The January 2 call log shows what happened in the immediate aftermath of the infamous hour-long call with Georgia Secretary of State Brad Raffensperger when Trump asked Raffensperger to “find” votes for him to win the state. Once the call with Raffensperger wrapped, Trump had a zoom with his then-lawyer Rudy Giuliani and spoke on the phone with his Chief of Staff Mark Meadows and later Steve Bannon.
On January 3, Trump had multiple calls with former Department of Justice official Jeffrey Clark and GOP Rep. Scott Perry of Pennsylvania, as the former President tried and ultimately failed to install Clark as the acting head of DOJ. The call logs reflect a flurry of calls with DOJ officials, including then-acting Attorney General Jeffrey Rosen and his deputy Richard Donoghue.
At 4:22 p.m. ET that day, Clark is listed as acting attorney general, but earlier in the day he was not.
Newly released documents also show the Secret Service dispatched a security team to the US Capitol on January 6, 2021, just a few minutes after Trump announced unexpectedly during his Ellipse speech that he would join marchers headed there.
At about 1:10 p.m.

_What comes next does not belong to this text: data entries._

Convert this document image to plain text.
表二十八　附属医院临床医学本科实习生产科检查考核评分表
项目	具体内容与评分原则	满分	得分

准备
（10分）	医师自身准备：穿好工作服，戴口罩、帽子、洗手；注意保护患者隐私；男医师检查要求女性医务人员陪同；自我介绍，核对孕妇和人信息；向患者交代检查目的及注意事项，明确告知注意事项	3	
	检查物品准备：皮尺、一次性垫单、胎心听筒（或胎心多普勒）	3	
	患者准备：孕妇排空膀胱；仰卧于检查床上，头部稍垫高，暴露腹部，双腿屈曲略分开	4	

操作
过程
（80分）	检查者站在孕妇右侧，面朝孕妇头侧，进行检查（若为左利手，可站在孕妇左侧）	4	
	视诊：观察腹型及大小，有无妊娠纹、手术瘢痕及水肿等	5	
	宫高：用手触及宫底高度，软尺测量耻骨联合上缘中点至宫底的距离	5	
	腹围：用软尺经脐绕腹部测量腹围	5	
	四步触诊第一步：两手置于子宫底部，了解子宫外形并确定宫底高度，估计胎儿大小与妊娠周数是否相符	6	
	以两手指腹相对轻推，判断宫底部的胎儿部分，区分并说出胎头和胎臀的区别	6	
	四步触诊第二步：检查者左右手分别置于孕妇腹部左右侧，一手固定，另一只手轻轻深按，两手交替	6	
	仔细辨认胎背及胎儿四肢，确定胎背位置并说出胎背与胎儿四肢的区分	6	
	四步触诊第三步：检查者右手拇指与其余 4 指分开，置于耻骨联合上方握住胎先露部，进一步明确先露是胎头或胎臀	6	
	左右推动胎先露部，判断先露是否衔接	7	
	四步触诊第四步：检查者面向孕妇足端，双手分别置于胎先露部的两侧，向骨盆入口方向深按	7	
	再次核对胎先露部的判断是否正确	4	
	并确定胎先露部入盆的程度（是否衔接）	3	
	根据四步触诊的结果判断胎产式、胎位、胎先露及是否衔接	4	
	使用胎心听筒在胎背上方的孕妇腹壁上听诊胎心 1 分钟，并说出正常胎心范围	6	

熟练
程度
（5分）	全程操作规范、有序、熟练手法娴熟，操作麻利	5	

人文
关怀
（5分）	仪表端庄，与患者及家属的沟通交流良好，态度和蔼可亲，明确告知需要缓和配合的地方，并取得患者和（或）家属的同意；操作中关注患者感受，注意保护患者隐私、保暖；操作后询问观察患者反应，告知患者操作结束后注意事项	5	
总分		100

ET, Trump called for supports to “walk down Pennsylvania Avenue” with him to the Capitol. Internal communications released by the House select committee show the Secret Service Joint Operations Center Counter Surveillance Unit sent an email around 1:15 p.m. ET, alerting that Trump had announced “on LIVE TV that he plans head to the Capitol with the crowd,” although his name is redacted.
“Per the announcement of (redacted) to the Capitol, a response team is being dedicated to the capitol,” agents wrote in the email. Publicly released internal communications frequently redact the code name agents use to refer to the president.
The newly released documents provide fresh insight into how the Secret Service scrambled to respond to the chaos that unfolded that day. The email from the joint operations center shows the agency rushed to provide more security to the Capitol as a direct result of the former president’s comments.
Secret Service leadership was concerned about Trump’s sudden plan to go to the Capitol, and the head of his detail was told the idea was “not advisable,” the documents released by the committee show. They also detail how the agency ran into technical difficulties and confiscated dozens of weapons on January 6, and had warned about the Proud Boys’ violent intentions as early as December 27.
Multiple units within the Secret Service were reporting technical problems, and agents were warned “not to rely” on their technology, according to an email. A timeline provided to the committee by the Secret Service shows some Secret Service radios died at the height of the chaos, but it’s not clear which protective teams were most affected.
Another document details how the Secret Service confiscated hundreds of cans of pepper spray, body armor, and hundreds of weapons such as knives and blunt weapons from the roughly 28,000 people who poured through the magnetometers on the way to the Ellipse.
In the wake of January 6, 2021, Dan Scavino, the former deputy chief of staff and social media director in Trump’s White House, texted a rally organizer that Trump “does do his own tweets” after discussing the now infamous “will be wild” tweet on December 19, according to documents released by the select committee.
The panel and security experts have pointed to that tweet from Trump’s account, which promoted a big protest planned for January 6, as a catalyst for the violence that day.
In a text exchange between Scavino and Katrina Pierson, who helped organize the Ellipse rally that preceded the US Capitol attack, the pair were discussing a news article connecting right-wing rally organizer Alexander Ali to the former president.
“I never spoke with Ali. … He is a fraud, and the DJT tweet on December 19 had absolutely nothing to do with Ali, or any of his people,” Scavino texted, before adding: “He does do his own tweets.”
This story has been updated with additional developments Monday.